The $29 million Herbold has succeeded in getting for affordable housing will be available for nonprofit housing developers to pair with other funds. city of seattle

A week after Americans elected Donald Trump to the presidency—thrusting blue cities like Seattle into an uncertain future—the Seattle City Council was back to the budget-making grind. But in the face of the anti-poor, anti-cities administration that's preparing to take power in DC, the local haggling over some of this city's most familiar issues took on a new urgency—particularly when that haggling was connected to Seattle's ongoing housing affordability crisis.

In the Trump era, cities like ours likely won't be able to count on much federal help for the publicly funded programs that make Seattle and other metropolitan areas refuges for people who'll be most harmed by the Trump presidency. To make due, we'll need to aggressively address income inequality, homelessness, and rental costs on our own. Impressively, the Seattle City Council just took a small step toward doing that.

On November 16, when the council voted on a list of significant changes to Mayor Ed Murray's 2017 proposed budget, one of those changes was the addition of $29 million in new funding for affordable housing. That city-improving change came thanks to Lisa Herbold, a freshman city council member who has emerged as a powerful independent voice.

Herbold offered some of the most interesting changes to the mayor's proposed budget this year, and while some of her ideas failed (like a business-fee increase to fund labor-law enforcement and a proposal to hire more multilingual police officers), the success of her housing proposal underscored her effectiveness.

The story behind how Herbold's proposal became reality is a familiar one by now. First, Council Member Kshama Sawant staked out a far-left position. She said the city should cancel its plans for a controversial new police station in North Seattle and spend that money on affordable housing instead. Then the mayor's office and many on the council balked. They said the new precinct is necessary, and some disputed whether Sawant's plan, which involved swapping out several different sources of funding, was even possible.
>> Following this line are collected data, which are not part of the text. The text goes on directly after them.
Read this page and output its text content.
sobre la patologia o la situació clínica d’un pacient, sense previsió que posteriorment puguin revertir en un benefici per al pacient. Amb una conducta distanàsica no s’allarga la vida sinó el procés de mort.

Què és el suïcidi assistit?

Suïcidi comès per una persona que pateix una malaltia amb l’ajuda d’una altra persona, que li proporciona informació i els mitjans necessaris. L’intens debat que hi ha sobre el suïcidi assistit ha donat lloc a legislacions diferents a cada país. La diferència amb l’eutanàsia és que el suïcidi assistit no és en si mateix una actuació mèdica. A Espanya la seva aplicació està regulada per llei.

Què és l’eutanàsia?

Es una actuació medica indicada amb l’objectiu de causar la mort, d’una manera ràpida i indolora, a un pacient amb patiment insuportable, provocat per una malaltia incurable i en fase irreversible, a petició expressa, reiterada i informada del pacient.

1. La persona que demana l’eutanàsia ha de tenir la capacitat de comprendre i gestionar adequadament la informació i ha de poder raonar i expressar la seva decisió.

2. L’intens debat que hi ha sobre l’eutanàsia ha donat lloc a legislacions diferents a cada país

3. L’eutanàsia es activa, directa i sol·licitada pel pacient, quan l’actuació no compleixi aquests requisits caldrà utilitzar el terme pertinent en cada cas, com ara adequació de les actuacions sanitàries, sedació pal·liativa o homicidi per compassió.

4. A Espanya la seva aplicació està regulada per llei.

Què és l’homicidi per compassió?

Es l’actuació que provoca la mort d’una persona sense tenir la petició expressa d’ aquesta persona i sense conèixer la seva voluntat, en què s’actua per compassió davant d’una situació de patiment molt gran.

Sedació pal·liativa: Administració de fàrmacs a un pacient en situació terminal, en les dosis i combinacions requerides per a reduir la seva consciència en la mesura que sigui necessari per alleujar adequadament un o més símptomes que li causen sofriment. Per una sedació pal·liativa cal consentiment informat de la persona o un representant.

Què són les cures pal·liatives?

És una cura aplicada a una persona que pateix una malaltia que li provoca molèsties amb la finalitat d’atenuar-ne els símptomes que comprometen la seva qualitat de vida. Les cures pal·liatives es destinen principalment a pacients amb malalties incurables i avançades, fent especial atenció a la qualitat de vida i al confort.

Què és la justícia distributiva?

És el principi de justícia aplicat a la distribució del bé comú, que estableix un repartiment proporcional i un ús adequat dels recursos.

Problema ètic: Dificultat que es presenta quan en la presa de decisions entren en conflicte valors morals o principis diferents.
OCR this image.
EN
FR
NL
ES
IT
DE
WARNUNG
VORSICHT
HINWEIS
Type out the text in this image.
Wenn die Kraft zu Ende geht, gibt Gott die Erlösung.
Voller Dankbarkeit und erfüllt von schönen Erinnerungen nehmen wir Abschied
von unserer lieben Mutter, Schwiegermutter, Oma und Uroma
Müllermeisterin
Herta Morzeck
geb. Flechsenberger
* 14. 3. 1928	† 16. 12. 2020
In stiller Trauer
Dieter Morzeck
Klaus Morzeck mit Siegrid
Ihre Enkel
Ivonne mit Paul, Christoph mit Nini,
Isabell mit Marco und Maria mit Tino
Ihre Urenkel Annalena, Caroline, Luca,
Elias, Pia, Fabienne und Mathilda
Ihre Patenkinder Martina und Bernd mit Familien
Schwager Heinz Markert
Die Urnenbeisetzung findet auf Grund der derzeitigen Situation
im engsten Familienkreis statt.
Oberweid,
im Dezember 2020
But Sawant and her supporters kept up the pressure to do something. Then Herbold offered a viable alternative.

Where Sawant's plan would have redirected $160 million away from the police precinct and toward affordable housing, Herbold pitched a plan that doesn't require killing the North Precinct and instead sells city bonds to raise $29 million for affordable housing. (The specifics of how that debt in Herbold's plan will be paid back have not yet been finalized, but she hopes to use property taxes from new construction.)

The mayor and Council Member Tim Burgess, who chairs the budget and affordable housing committees, opposed both the Sawant and Herbold proposals. But Herbold won over six of her colleagues while Sawant's proposal failed because she was able to gather support only from herself and Mike O'Brien.

The $29 million Herbold has succeeded in getting for affordable housing will be available next year for nonprofit housing developers to pair with other funds, or to be used in building or preserving rent-restricted housing. It remains unclear just how many units Herbold's money will fund. And while the number of affordable housing units created is sure to fall short of what the city needs—about 3,000 people were sleeping on the streets of Seattle at last count and Sawant's proposal would have helped build 1,000 units—getting the money allocated at all was an accomplishment for Herbold in the face of mayoral opposition.

Without the pressure built by Sawant's "Build 1,000 Homes" movement, it's unlikely Herbold's proposal would have been at the table at all. (Herbold herself acknowledged that fact at the final budget vote on November 21.) Yet it's Herbold's particular brand of scrappy wonkery—a wonkery informed by her nearly two decades in former council member Nick Licata's office before she herself ran for council last year—that led to this achievement. Herbold was more willing than Sawant to compromise—her $29 million proposal is just 18 percent of Sawant's $160 million ask—but she wasn't content with doing nothing. And the result is tangible and important.

In her first year on the council, Herbold has shown herself to be unpredictable and fiercely independent. She's willing to dig into the details of policy, but her positions are sometimes surprising. She does not align fully with either the leftist wing of the council (Sawant, O'Brien) or the more conservative wing (Burgess, Debora Juarez).

Sometimes she has staked out a far-left position, joining Sawant and O'Brien in questioning the mayor's response to homelessness and helping lead the fight for secure scheduling legislation for hourly workers. But she has also taken fiscally conservative tacks, siding with Burgess earlier this year to oppose spending $1.4 million to bail out the Pronto bike share program and, despite being a strong advocate for tenants, declining to support a budget add from Sawant and O'Brien this year to increase funding to the Tenants Union of Washington State. (Herbold says she was focused on restoring lost human services funding instead.) Herbold has also expressed fears about displacement caused by upzones, putting her at odds with some urbanists.

It's a complex ideological picture, but in the face of a presidential administration that is unlikely to offer cities much help with challenging problems like homelessness, and given Sawant's slim track record of assembling council majorities behind her demands, we're likely to see Herbold offering more leadership on important issues in the years ahead.